Une parole qui ne bêtifie pas et ne prend pas l’enfant pour un adulte, un exercice délicat que nous explique Claude Halmos.

Dis pourquoi ma petite sœur me frappe tout le temps ? Pourquoi j’ai peur que mamie meure ? Pourquoi c’est si difficile de dire à mon amoureuse que je ne l’aime plus ? Pourquoi parfois j’aime mes parents, parfois je les déteste ? … Les questions d’enfants comme celles auxquelles la psychanalyste Vanessa Greindl répond régulièrement dans notre rubrique « La question psy » (lire ci-contre) ne manquent pas. La psychanalyste française Claude Halmos en a fait son pain quotidien. C’est elle qui a initié le courrier des enfants dans le magazine français Psychologies. « J’avais envie de faire entendre la complexité du questionnement des enfants, son intérêt et montrer aux parents qu’on peut leur répondre. »
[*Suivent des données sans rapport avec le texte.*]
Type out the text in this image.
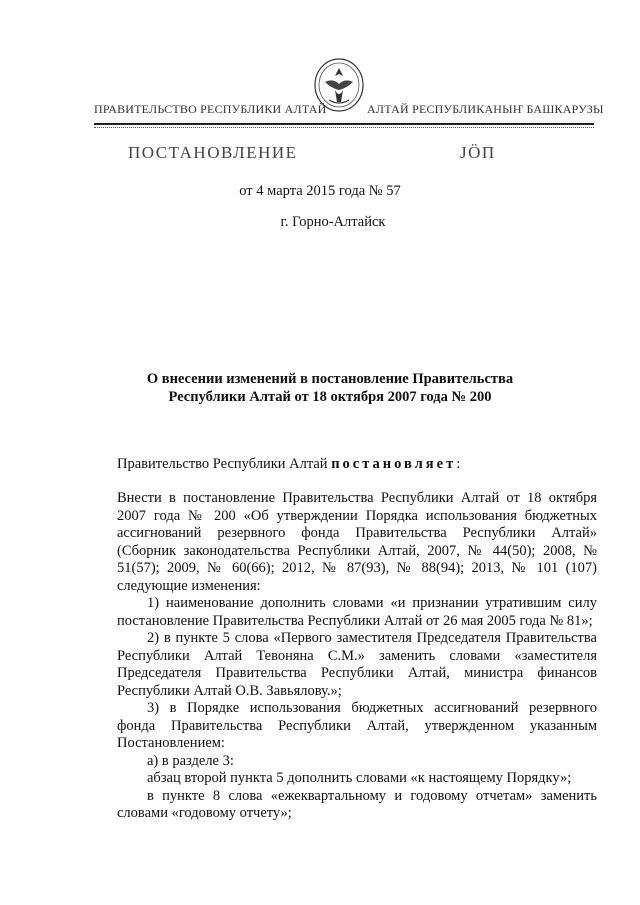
ПРАВИТЕЛЬСТВО РЕСПУБЛИКИ АЛТАЙ	АЛТАЙ РЕСПУБЛИКАНЫҤ БАШКАРУЗЫ
ПОСТАНОВЛЕНИЕ	ЈӦП
от 4 марта 2015 года № 57
г. Горно-Алтайск
О внесении изменений в постановление Правительства
Республики Алтай от 18 октября 2007 года № 200
Правительство Республики Алтай постановляет:

Внести в постановление Правительства Республики Алтай от 18 октября 2007 года № 200 «Об утверждении Порядка использования бюджетных ассигнований резервного фонда Правительства Республики Алтай» (Сборник законодательства Республики Алтай, 2007, № 44(50); 2008, № 51(57); 2009, № 60(66); 2012, № 87(93), № 88(94); 2013, № 101 (107) следующие изменения:

1) наименование дополнить словами «и признании утратившим силу постановление Правительства Республики Алтай от 26 мая 2005 года № 81»;

2) в пункте 5 слова «Первого заместителя Председателя Правительства Республики Алтай Тевоняна С.М.» заменить словами «заместителя Председателя Правительства Республики Алтай, министра финансов Республики Алтай О.В. Завьялову.»;

3) в Порядке использования бюджетных ассигнований резервного фонда Правительства Республики Алтай, утвержденном указанным Постановлением:

а) в разделе 3:

абзац второй пункта 5 дополнить словами «к настоящему Порядку»;

в пункте 8 слова «ежеквартальному и годовому отчетам» заменить словами «годовому отчету»;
Dans son dernier livre, Claude Halmos explique pourquoi il est si difficile de parler vraiment à un enfant : « toute la difficulté, c’est de lui parler comme à une personne capable de comprendre, de le considérer comme un interlocuteur valable, sans pour autant le prendre et surtout lui permettre de se prendre pour un adulte. Un défi propre à notre époque où l’on considère l’enfant comme une personne à part entière . » Là où ça coince, c’est qu’à force de s’entendre dire tout et son contraire sur la manière d’éduquer son enfant, beaucoup de parents sont désorientés. « Tous ces conseils psys sont inhibants pour les parents. Il n’y a pas de mode d’emploi. On parle à son enfant comme on peut, comme on le sent comme ça nous vient. Plus on lui parle, plus on apprend à lui parler. Il faut dédramatiser cette parole. Si on dit quelque chose de pas bien ou si on ne dit pas tout, ce n’est pas une catastrophe. Les parents aussi ont le droit de se tromper. Si l’enfant n’a pas compris ou si on lui a fait de la peine, il va nous le dire et on va pouvoir rectifier. »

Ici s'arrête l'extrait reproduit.